PRGMEA Asks Prime Minister For a Forensic Audit of Yarn Producers

Pakistan Readymade Garments Manufacturers and Exporters Association (PRGMEA) has urged the Prime Minister to conduct a forensic audit of yarn producers.

The request comes in wake of increasing prices of yarn causing financial stress to value-added textile exporters and increasing their cost of manufacturing.

In an open letter to the PM, it was pointed out that the textile manufacturers have increased the rates of yarn by more than 40 percent, in a very short span, over the excuse of lower production of cotton in the country, despite declining prices of cotton in the international market. This has led to an artificial shortage hitting the apparel sector exports badly.

The letter from PRGMEA has also detailed industry statistics, proving how this hike in price is artificially induced and how Pakistan can access affordable yarn even without resorting to imports from India.

The letter informs that the monthly production of yarn in Pakistan is 200,000 tons, with monthly consumption at 1.3 million bales.

200,000 tons of yarn is produced from cotton and synthetic fibers monthly, out of which only 100,000 tons of yarn is consumed by value-added per month balance is surplus. It is exported in the form of 60,000 tons of fabric and 40,000 tons of yarn every month.

The letter said that there is no question of shortage of yarn or fabric as it is in surplus. As per the free market mechanism, the buyers only need to pay international prices of the products to the value chain, but the so-called value-added sector of knitwear and woven garments does not want to pay the international prices of yarn and fabric.

PRGMEA alleges in the letter that the value-added sector also does not pay the regional wages of a minimum of $150 (or Rs. 22,000) to their labor in Pakistan, causing severe damage to the country.
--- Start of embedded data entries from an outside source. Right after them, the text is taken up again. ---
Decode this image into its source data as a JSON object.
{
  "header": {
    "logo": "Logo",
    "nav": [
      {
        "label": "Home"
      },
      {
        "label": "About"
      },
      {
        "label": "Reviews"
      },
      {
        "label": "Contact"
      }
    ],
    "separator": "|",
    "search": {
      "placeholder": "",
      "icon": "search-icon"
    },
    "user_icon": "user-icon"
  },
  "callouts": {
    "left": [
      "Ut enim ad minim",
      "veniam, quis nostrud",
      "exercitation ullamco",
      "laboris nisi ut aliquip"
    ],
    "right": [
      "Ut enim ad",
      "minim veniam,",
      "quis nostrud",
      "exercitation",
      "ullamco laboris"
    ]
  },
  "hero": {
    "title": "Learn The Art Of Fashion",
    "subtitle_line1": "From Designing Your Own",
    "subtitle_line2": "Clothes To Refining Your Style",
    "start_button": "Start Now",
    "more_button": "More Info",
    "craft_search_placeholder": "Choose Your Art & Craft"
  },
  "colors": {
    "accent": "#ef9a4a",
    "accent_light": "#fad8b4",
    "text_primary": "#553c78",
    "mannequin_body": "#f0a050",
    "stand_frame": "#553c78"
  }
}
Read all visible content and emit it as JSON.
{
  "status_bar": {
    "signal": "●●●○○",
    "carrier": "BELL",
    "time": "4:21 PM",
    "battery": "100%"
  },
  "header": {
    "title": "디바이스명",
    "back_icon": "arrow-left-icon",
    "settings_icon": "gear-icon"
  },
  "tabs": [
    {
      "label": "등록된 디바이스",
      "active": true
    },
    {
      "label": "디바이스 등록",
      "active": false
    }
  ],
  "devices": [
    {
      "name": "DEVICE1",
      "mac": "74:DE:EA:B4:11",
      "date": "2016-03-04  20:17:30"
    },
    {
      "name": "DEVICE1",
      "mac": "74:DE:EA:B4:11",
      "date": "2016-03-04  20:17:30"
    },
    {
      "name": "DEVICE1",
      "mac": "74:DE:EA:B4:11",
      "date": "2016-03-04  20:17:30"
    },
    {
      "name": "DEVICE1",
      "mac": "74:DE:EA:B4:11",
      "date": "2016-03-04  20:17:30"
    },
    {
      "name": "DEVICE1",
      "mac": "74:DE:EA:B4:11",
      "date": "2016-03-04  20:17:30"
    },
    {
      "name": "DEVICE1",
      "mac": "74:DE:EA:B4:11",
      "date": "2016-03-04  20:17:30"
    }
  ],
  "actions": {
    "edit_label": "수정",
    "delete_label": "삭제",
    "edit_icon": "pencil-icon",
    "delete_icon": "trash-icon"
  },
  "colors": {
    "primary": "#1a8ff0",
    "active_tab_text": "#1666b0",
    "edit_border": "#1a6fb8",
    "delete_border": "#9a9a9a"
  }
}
The salaried class is burdened with the rupee falling from Rs. 110 to Rs. 152 in three years with no minimum wage increase from Rs. 17,500 per month.

The letter informed that the cotton and yarn prices from India are only temporarily lower as the Indian exports were not as strong during the pandemic, and they have a temporary stockpile.

Another reason why Indian prices appear to be temporarily cheaper is the substantial increase in ocean freight, which before the pandemic was $1,300 and has now increased to $3,600 per 40 feet from Shanghai to Karachi and four times the normal freight rate from the US or Brazil.

It is completely baseless that yarn rates are above international rates. The export sector already has the facility to import yarn for re-export of products free of duty from anywhere in the world except India.

Export Refinance is available to the value-added sector at a mere 3 percent, and if it had been spent on purchasing yarn and cloth, the sector would not be reaching out to the government for additional support, PRGMEA said.

Approximately, Rs. 1 trillion has been acquired by the value-added sector in the name of Export Refinance for the procurement of yarn that would have given them enough stock for at least six months. However, there is no stock of yarn or fabric currently available with the companies, suggesting that the funds were utilized elsewhere.

Export Refinance availed by the value-added sector must be audited to see whether the credit is utilized for the purpose it was meant to be. Cheaper yarn, as is claimed could have been imported but was not done so.

It would be interesting to find out on what items this concessional finance has been spent – there will be nasty surprises, the letter insisted.

Spinning industry players imported cotton when cotton prices were high (90 cents/lb), and the exchange rate was Rs. 165. Currently, cotton is at 80 cents, and the exchange rate is Rs. 152.

The combined effect is that raw material (cotton) that has been imported is 22 percent more expensive. but the yarn manufacturers had to adjust pricing in line with the lower cotton price and exchange rate, taking a hit of approximately 10 percent on the realized value of yarn.

The rupee appreciated against the dollar by 8 percent and thereby squeezed the textile sector by reducing the amount of rupees they would have received.

In a business that is volume-based with small margins, large-scale unforeseen appreciation has wiped out profitability. Failure to hedge against exchange rate fluctuation is a business decision, and neither the government nor anyone else can be held responsible.

Apart from the commercial considerations, we demand that the industrial sector, including the value-added sector, must increase minimum wages to at least Rs. 22,000 per month, in line with the inflation in the country and regional wages.

This is the only solution to ease life for the working class by increasing minimum wages to counter the issue of food price inflation, said the letter.